On 11 January 2021, the FCA published Market Watch 66 in which it set out its expectations for firms on recording telephone conversations and electronic communications when alternative working arrangements are in place, including increased homeworking.
In terms of risk from reduced monitoring, the key messages in Market Watch 66 include:
- Risks from misconduct may be heightened or increased by homeworking.
- Firms will need to ensure that where unmonitored and encrypted communication applications are used for in-scope activities on business devices, they are recorded and auditable.
- The FCA has acted against individuals and firms for misconduct which involved the use of WhatsApp and other social media platforms to arrange deals and provide investment advice. This included transmitting lists of trades to copy (‘trading signals’) and making other investment recommendations to clients. The FCA views these actions as serious and have sought orders preventing such individuals from carrying out these activities in the future. The FCA expects this to remain an area of focus.
- It is important for firms to proactively review their recording policies and procedures every time in which the context and environment they operate in changes. The FCA expects firms to have a rigorous monitoring regime, commensurate to the increased risks, where in-scope activities may be conducted outside the controlled office environment.
In terms of communications that must be recorded the FCA reminds firms that:
- The recording obligations apply to conversations and communications made with, sent from, or received on, equipment provided or permitted to be used for business purposes.
- A firm to which the recording regime in SYSC 10A applies, must take reasonable steps to record telephone conversations and keep a copy of electronic communications of activities falling within scope of the recording rules. Firms must ensure that their recording policies can identify calls and communications that directly relate to the performance of in-scope activities.
In relation to what this means for firms, the FCA mentions, among other things that:
- Firms must have effective, up to date recording policies and they must be able to demonstrate to the regulator, on request, that their policies, procedures and management oversight meet the recording rules. This includes policies and procedures adopted for home working arrangements.

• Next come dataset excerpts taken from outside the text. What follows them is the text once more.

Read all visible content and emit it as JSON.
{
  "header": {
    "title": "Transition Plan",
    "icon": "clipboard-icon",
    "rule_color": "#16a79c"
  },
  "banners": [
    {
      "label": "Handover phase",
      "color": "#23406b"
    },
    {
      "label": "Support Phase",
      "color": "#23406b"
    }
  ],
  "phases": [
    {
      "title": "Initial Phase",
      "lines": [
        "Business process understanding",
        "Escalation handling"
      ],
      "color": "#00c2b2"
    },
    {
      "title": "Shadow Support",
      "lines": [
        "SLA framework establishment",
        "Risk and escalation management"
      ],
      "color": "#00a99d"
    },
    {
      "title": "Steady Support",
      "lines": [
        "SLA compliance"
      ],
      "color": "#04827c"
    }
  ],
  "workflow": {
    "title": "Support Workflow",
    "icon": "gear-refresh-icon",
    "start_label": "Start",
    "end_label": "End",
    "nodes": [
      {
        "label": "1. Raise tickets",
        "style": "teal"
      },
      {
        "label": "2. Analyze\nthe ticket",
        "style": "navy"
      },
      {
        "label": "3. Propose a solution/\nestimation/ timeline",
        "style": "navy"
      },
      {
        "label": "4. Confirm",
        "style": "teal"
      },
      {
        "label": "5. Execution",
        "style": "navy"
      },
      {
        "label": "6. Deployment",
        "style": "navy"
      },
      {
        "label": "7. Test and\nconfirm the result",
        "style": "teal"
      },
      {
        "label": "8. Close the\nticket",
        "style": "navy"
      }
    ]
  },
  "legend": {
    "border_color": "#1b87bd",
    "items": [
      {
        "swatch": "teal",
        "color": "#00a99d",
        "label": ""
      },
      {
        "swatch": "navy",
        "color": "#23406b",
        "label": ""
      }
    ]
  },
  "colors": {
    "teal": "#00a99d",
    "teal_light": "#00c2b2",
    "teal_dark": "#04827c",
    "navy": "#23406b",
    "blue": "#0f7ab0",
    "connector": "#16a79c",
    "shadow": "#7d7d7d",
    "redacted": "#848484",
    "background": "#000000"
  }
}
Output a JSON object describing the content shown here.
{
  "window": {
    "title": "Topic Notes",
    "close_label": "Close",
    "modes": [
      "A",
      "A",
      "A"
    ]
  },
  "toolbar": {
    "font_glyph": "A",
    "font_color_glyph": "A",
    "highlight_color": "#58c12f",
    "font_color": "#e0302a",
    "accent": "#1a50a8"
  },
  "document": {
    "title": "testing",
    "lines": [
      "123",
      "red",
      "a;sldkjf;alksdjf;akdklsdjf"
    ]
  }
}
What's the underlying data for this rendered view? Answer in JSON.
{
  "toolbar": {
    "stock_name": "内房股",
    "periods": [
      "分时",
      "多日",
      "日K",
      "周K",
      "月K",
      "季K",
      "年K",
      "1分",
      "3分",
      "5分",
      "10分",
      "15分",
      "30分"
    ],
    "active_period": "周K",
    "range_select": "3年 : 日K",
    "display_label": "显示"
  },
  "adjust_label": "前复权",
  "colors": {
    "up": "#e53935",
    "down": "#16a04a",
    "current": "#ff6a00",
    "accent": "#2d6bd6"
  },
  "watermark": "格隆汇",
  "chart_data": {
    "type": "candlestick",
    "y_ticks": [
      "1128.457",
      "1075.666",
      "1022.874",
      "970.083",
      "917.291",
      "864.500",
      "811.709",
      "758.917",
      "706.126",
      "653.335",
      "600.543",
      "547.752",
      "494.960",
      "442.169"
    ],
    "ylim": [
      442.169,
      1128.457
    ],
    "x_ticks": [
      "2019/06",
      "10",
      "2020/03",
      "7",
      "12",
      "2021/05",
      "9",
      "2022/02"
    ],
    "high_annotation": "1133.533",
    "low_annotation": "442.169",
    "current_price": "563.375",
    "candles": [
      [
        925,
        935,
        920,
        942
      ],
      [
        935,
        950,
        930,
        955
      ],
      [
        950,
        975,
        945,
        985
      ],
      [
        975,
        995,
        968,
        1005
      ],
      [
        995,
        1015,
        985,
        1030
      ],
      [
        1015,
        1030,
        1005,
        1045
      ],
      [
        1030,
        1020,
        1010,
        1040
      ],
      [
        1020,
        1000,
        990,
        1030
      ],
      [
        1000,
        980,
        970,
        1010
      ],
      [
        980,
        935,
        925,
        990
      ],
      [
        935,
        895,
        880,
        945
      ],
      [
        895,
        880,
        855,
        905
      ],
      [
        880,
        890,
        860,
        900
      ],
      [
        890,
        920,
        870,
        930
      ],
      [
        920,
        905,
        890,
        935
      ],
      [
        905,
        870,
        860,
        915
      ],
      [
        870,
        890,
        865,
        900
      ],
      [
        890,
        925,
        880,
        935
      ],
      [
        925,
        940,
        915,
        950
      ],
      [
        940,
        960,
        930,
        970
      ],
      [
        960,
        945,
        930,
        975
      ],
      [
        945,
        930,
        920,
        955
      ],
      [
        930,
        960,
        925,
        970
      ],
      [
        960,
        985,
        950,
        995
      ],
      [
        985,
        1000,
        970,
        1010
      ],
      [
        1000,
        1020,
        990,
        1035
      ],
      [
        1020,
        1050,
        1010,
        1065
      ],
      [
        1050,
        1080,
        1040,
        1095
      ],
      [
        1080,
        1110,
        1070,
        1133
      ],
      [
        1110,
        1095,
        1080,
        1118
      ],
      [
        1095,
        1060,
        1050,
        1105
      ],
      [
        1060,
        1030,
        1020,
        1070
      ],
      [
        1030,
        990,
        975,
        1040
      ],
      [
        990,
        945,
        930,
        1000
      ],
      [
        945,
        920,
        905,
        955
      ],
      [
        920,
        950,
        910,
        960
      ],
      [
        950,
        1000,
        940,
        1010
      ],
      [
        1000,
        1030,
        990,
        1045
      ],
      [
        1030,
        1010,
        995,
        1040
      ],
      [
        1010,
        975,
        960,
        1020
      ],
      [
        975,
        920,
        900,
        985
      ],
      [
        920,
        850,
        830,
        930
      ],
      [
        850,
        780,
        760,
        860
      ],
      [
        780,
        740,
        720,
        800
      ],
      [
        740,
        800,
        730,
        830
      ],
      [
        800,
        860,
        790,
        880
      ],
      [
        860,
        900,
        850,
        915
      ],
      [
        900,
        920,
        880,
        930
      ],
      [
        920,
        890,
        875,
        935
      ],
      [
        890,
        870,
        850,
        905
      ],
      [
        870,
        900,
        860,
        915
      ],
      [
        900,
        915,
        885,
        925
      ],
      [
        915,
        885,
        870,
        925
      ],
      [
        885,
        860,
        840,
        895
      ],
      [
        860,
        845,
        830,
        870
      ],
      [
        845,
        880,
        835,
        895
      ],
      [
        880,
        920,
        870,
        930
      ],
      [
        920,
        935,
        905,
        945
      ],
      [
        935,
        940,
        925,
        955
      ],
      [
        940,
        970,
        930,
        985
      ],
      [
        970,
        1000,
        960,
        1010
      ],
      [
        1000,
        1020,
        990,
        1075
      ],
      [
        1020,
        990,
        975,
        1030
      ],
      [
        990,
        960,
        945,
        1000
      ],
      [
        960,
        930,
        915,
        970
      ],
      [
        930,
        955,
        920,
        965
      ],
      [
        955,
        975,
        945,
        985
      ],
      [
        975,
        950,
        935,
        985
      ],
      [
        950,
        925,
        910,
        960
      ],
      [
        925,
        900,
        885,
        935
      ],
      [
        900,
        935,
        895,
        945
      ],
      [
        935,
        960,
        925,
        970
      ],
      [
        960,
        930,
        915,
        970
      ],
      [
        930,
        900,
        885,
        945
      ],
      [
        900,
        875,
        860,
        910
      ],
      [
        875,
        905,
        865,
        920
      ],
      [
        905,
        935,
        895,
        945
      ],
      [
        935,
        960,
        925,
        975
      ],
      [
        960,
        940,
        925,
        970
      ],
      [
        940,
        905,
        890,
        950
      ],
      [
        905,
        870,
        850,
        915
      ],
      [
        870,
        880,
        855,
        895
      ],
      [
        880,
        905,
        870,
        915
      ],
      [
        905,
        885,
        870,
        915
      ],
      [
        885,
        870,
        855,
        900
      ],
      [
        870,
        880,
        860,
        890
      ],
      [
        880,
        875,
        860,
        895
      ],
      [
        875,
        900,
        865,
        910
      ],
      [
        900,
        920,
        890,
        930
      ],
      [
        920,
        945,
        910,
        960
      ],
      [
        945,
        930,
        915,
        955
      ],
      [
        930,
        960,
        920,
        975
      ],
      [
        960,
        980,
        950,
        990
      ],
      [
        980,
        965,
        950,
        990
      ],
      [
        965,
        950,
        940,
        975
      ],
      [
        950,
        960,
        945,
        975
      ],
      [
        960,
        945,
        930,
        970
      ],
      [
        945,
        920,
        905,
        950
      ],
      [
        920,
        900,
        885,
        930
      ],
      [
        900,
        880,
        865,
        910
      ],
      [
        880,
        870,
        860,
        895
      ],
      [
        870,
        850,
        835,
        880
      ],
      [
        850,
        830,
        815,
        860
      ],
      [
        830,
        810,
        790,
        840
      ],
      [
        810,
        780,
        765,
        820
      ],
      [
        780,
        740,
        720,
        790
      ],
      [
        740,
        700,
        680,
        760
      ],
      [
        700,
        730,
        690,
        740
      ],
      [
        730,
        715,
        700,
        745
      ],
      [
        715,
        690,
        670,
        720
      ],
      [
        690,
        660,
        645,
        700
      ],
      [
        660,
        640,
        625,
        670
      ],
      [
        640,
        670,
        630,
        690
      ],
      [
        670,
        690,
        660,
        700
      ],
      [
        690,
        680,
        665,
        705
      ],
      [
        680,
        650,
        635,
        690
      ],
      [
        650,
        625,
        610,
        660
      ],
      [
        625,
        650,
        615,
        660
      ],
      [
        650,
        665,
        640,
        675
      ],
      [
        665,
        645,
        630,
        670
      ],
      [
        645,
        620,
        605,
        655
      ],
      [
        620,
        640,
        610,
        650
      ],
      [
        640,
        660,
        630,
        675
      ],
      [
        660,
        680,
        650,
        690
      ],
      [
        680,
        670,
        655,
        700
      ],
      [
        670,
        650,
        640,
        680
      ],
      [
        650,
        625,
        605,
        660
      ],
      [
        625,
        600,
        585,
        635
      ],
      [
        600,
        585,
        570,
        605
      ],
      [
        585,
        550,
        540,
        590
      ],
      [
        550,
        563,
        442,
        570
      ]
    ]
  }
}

- These policies should identify which telephone conversations and electronic communications are subject to recording requirements. They must also contain procedures to follow where breaches or gaps have been identified.
- Where new or amended recording policies are needed, these should be clearly set out in writing, documented and signed off under appropriate governance arrangements. Any necessary additional measures should be implemented before the firm accepts or permits a new medium of communication.
- Firms should assess policies and controls for the use of privately owned devices to connect to their organisational networks and access work-related systems and potentially sensitive or confidential data, to ensure that these provide sufficient scope for effective recording. This might include ensuring clear policies banning the use of privately owned devices for in-scope activities where recording cannot be carried out by the firm. In all cases, arrangements should be clear that new communication mediums must be approved by the firms before being used by employees to conduct business activities.
- If new or amended policies are introduced, or new technologies used, the FCA expects firms to provide enhanced or refreshed training to staff covering the use of new technologies and conduct risks arising.